Geoscience Departments
There are over 800 hundred geoscience programs offered throughout the United States. Some universities have more than one program, with each housed in a different department. According to the American Geological Institute, the number of students enrolled in the geosciences in US colleges and universities is about 19000 undergraduates and 8000 graduate students.  AGI manages a web-based listing of U.S. geoscience departments.

Professional Science Masters
A Professional Science Master's (PSM) is an reasonably new (about a decade old) graduate degree designed to allow students to pursue advanced training in science or mathematics, while simultaneously developing workplace skills highly valued by employers. The programs are developed in concert with employers and are designed to dovetail into present and future professional career opportunities. They are designed to allow students to pursue advanced training and excel in science without a Ph.D., while simultaneously developing highly-valued business skills without an MBA. A current listing PSMs related to fields in the Geological Science is available here.

Undergraduate Courses
Traditional geoscience courses emphasizing classical geologic methods and topics (such as mineralogy, petrology, paleontology, stratigraphy, and structural geology) are important for all geoscientists. People who study physics, chemistry, biology, mathematics, engineering, or computer science may also qualify for some geoscience positions if their course work includes geology. Most universities do not offer degrees in hydrology, but instead offer concentrations in hydrology or water studies in their geoscience, environmental science, or engineering departments. Students interested in hydrology should take courses in the physical sciences, geophysics, chemistry, engineering science, soil science, mathematics, aquatic biology, atmospheric science, geology, oceanography, hydrogeology, and the management or conservation of water resources.

Appropriate Skills
Computer skills are essential for prospective geoscientists and hydrologists; students who have experience with computer modeling, data analysis and integration, digital mapping, remote sensing, and Geographic Information Systems (GIS) will be the most prepared entering the job market. Knowledge of the Global Positioning System (GPS) -- a locator system that uses satellites -- has also become essential. Some employers seek applicants with field experience, so a summer internship is often helpful.
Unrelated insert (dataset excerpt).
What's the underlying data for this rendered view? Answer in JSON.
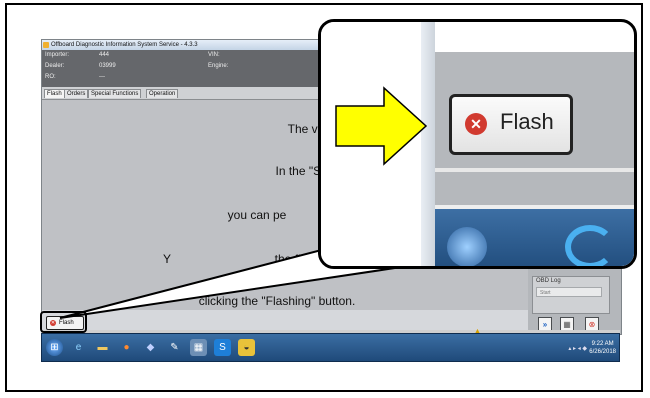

Because geoscientists and hydrologists usually work as part of a team with other geoscientists and with environmental scientists, engineers, and technicians, they must have good interpersonal skills. Strong oral and written communication skills also are important because writing technical reports and research proposals and explaining research results in person are important aspects of the work. Some jobs, particularly for petroleum geologists, require foreign travel, and for these positions knowledge of a second language is beneficial.

Note: Some resources in this section are provided by the American Geological Institute and the US Department of Labor, Bureau of Labor Statistics.